GMP stands for Good Manufacturing Practices, which is a system used in the pharmaceutical industry to make sure that goods are regularly produced and monitored in accordance with quality standards. The FDA’s current Good Manufacturing Practices requirements are referred to as cGMP or current GMP which indicates that the company follows the most recent GMP specifications. The World Health Organization (WHO) has its own set of GMP guidelines, called the WHO GMP. Different countries can also set their own guidelines for GMP like China (Chinese GMP) or the EU (EU GMP).

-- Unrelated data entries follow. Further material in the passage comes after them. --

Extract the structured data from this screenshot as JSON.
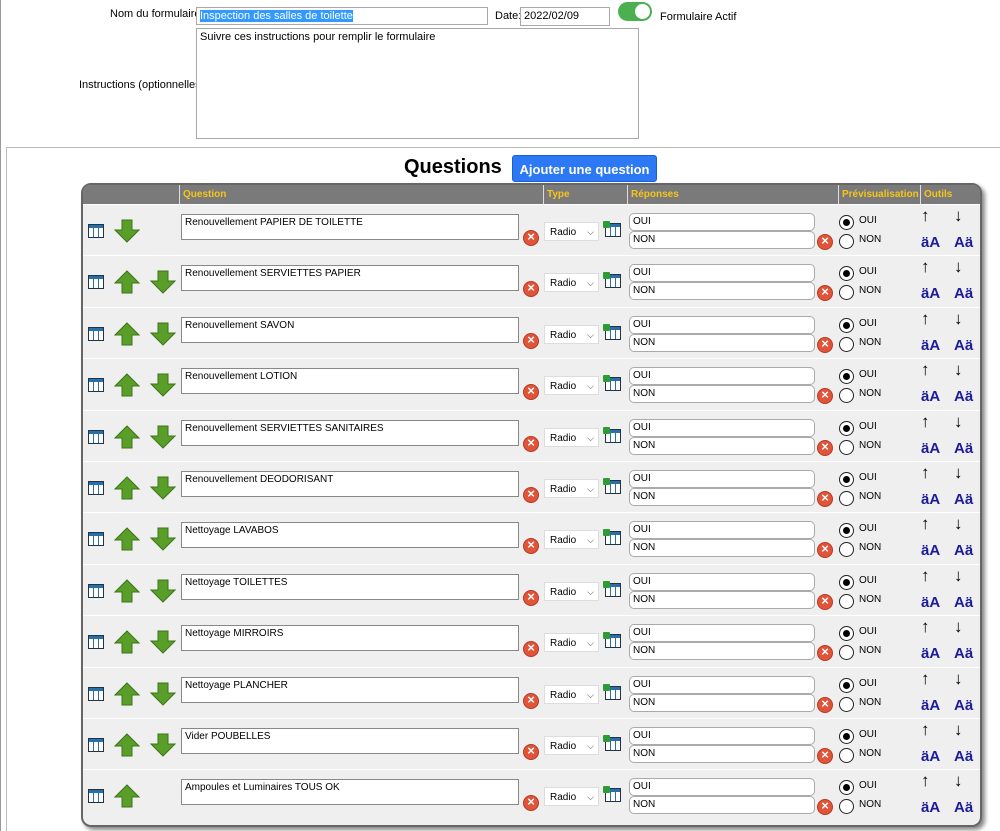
{
  "form": {
    "name_label": "Nom du formulaire:",
    "name_value": "Inspection des salles de toilette",
    "date_label": "Date:",
    "date_value": "2022/02/09",
    "active_label": "Formulaire Actif",
    "active": true,
    "instructions_label": "Instructions (optionnelles):",
    "instructions_value": "Suivre ces instructions pour remplir le formulaire"
  },
  "questions": {
    "title": "Questions",
    "add_button": "Ajouter une question",
    "headers": {
      "question": "Question",
      "type": "Type",
      "answers": "Réponses",
      "preview": "Prévisualisation",
      "tools": "Outils"
    },
    "rows": [
      {
        "text": "Renouvellement PAPIER DE TOILETTE",
        "type": "Radio",
        "answers": [
          "OUI",
          "NON"
        ],
        "up": false,
        "down": true
      },
      {
        "text": "Renouvellement SERVIETTES PAPIER",
        "type": "Radio",
        "answers": [
          "OUI",
          "NON"
        ],
        "up": true,
        "down": true
      },
      {
        "text": "Renouvellement SAVON",
        "type": "Radio",
        "answers": [
          "OUI",
          "NON"
        ],
        "up": true,
        "down": true
      },
      {
        "text": "Renouvellement LOTION",
        "type": "Radio",
        "answers": [
          "OUI",
          "NON"
        ],
        "up": true,
        "down": true
      },
      {
        "text": "Renouvellement SERVIETTES SANITAIRES",
        "type": "Radio",
        "answers": [
          "OUI",
          "NON"
        ],
        "up": true,
        "down": true
      },
      {
        "text": "Renouvellement DEODORISANT",
        "type": "Radio",
        "answers": [
          "OUI",
          "NON"
        ],
        "up": true,
        "down": true
      },
      {
        "text": "Nettoyage LAVABOS",
        "type": "Radio",
        "answers": [
          "OUI",
          "NON"
        ],
        "up": true,
        "down": true
      },
      {
        "text": "Nettoyage TOILETTES",
        "type": "Radio",
        "answers": [
          "OUI",
          "NON"
        ],
        "up": true,
        "down": true
      },
      {
        "text": "Nettoyage MIRROIRS",
        "type": "Radio",
        "answers": [
          "OUI",
          "NON"
        ],
        "up": true,
        "down": true
      },
      {
        "text": "Nettoyage PLANCHER",
        "type": "Radio",
        "answers": [
          "OUI",
          "NON"
        ],
        "up": true,
        "down": true
      },
      {
        "text": "Vider POUBELLES",
        "type": "Radio",
        "answers": [
          "OUI",
          "NON"
        ],
        "up": true,
        "down": true
      },
      {
        "text": "Ampoules et Luminaires TOUS OK",
        "type": "Radio",
        "answers": [
          "OUI",
          "NON"
        ],
        "up": true,
        "down": false
      }
    ],
    "preview_selected": "OUI",
    "tool_labels": [
      "↑",
      "↓",
      "äA",
      "Aä"
    ]
  },
  "colors": {
    "header_text": "#f5c518",
    "add_button_bg": "#2d78f5",
    "toggle_on": "#4caf50",
    "arrow_green": "#5a9e2a"
  }
}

PharmaCompass offers a list of Metilbromuro de homatropina GMP manufacturers, exporters & distributors, which can be sorted by USDMF, JDMF, KDMF, CEP (COS), WC, API price, and more, enabling you to easily find the right Metilbromuro de homatropina GMP manufacturer or Metilbromuro de homatropina GMP API supplier for your needs.
A Metilbromuro de homatropina CoA (Certificate of Analysis) is a formal document that attests to Metilbromuro de homatropina's compliance with Metilbromuro de homatropina specifications and serves as a tool for batch-level quality control.

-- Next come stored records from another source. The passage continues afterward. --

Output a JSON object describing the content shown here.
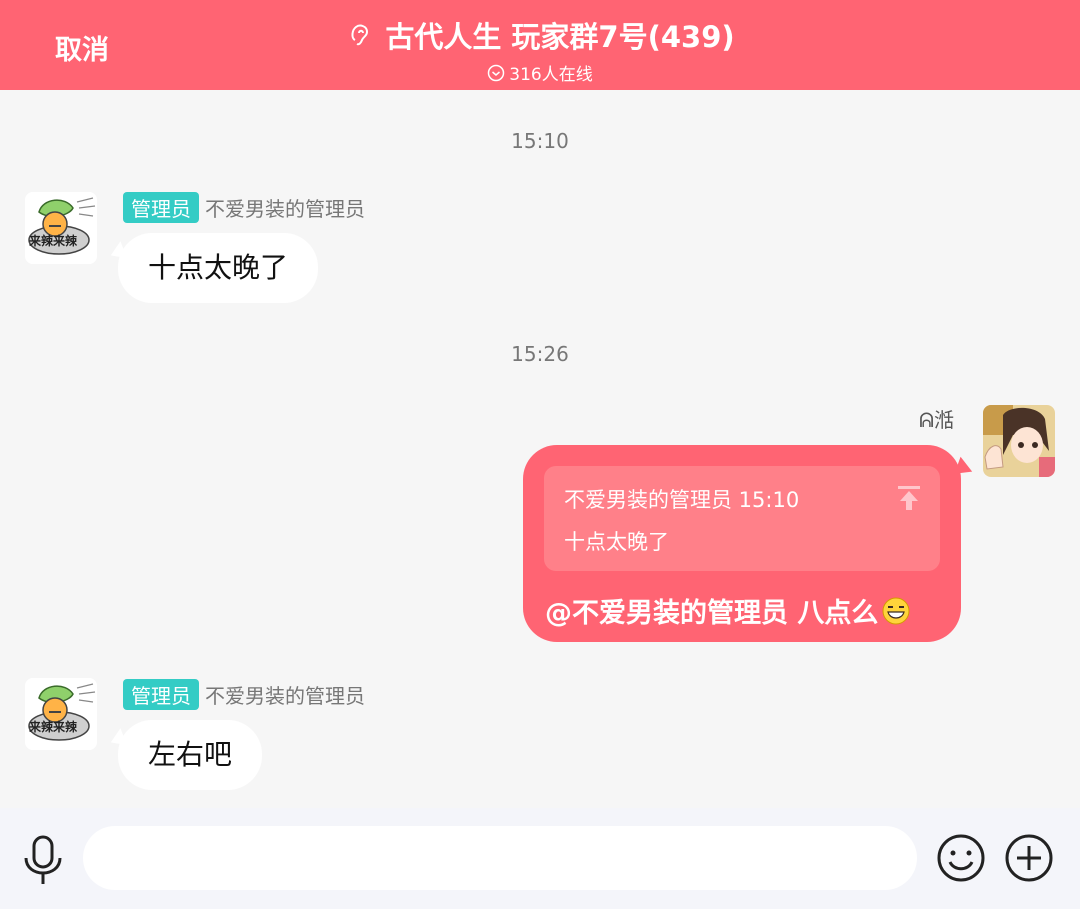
{
  "header": {
    "cancel_label": "取消",
    "title": "古代人生 玩家群7号(439)",
    "online": "316人在线",
    "ear_icon": "ear-icon",
    "online_icon": "check-circle-icon",
    "background_color": "#ff6473"
  },
  "messages": [
    {
      "time": "15:10"
    },
    {
      "sender_badge": "管理员",
      "sender_name": "不爱男装的管理员",
      "text": "十点太晚了",
      "avatar_icon": "leaf-bowl-sticker-avatar",
      "avatar_caption": "来辣来辣"
    },
    {
      "time": "15:26"
    },
    {
      "sender_name": "ᕱ湉",
      "quote": {
        "header": "不爱男装的管理员 15:10",
        "text": "十点太晚了",
        "icon": "jump-to-top-icon"
      },
      "text": "@不爱男装的管理员 八点么",
      "emoji": "grin-emoji",
      "avatar_icon": "anime-girl-avatar"
    },
    {
      "sender_badge": "管理员",
      "sender_name": "不爱男装的管理员",
      "text": "左右吧",
      "avatar_icon": "leaf-bowl-sticker-avatar",
      "avatar_caption": "来辣来辣"
    }
  ],
  "input_bar": {
    "placeholder": "",
    "mic_icon": "microphone-icon",
    "emoji_icon": "smile-icon",
    "plus_icon": "plus-icon"
  },
  "colors": {
    "accent": "#ff6473",
    "badge": "#34ccc5",
    "bubble_mine": "#ff6473",
    "bubble_quote": "#ff8089"
  }
}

Metilbromuro de homatropina CoA mostly includes findings from lab analyses of a specific batch. For each Metilbromuro de homatropina CoA document that a company creates, the USFDA specifies specific requirements, such as supplier information, material identification, transportation data, evidence of conformity and signature data.
Metilbromuro de homatropina may be tested according to a variety of international standards, such as European Pharmacopoeia (Metilbromuro de homatropina EP), Metilbromuro de homatropina JP (Japanese Pharmacopeia) and the US Pharmacopoeia (Metilbromuro de homatropina USP).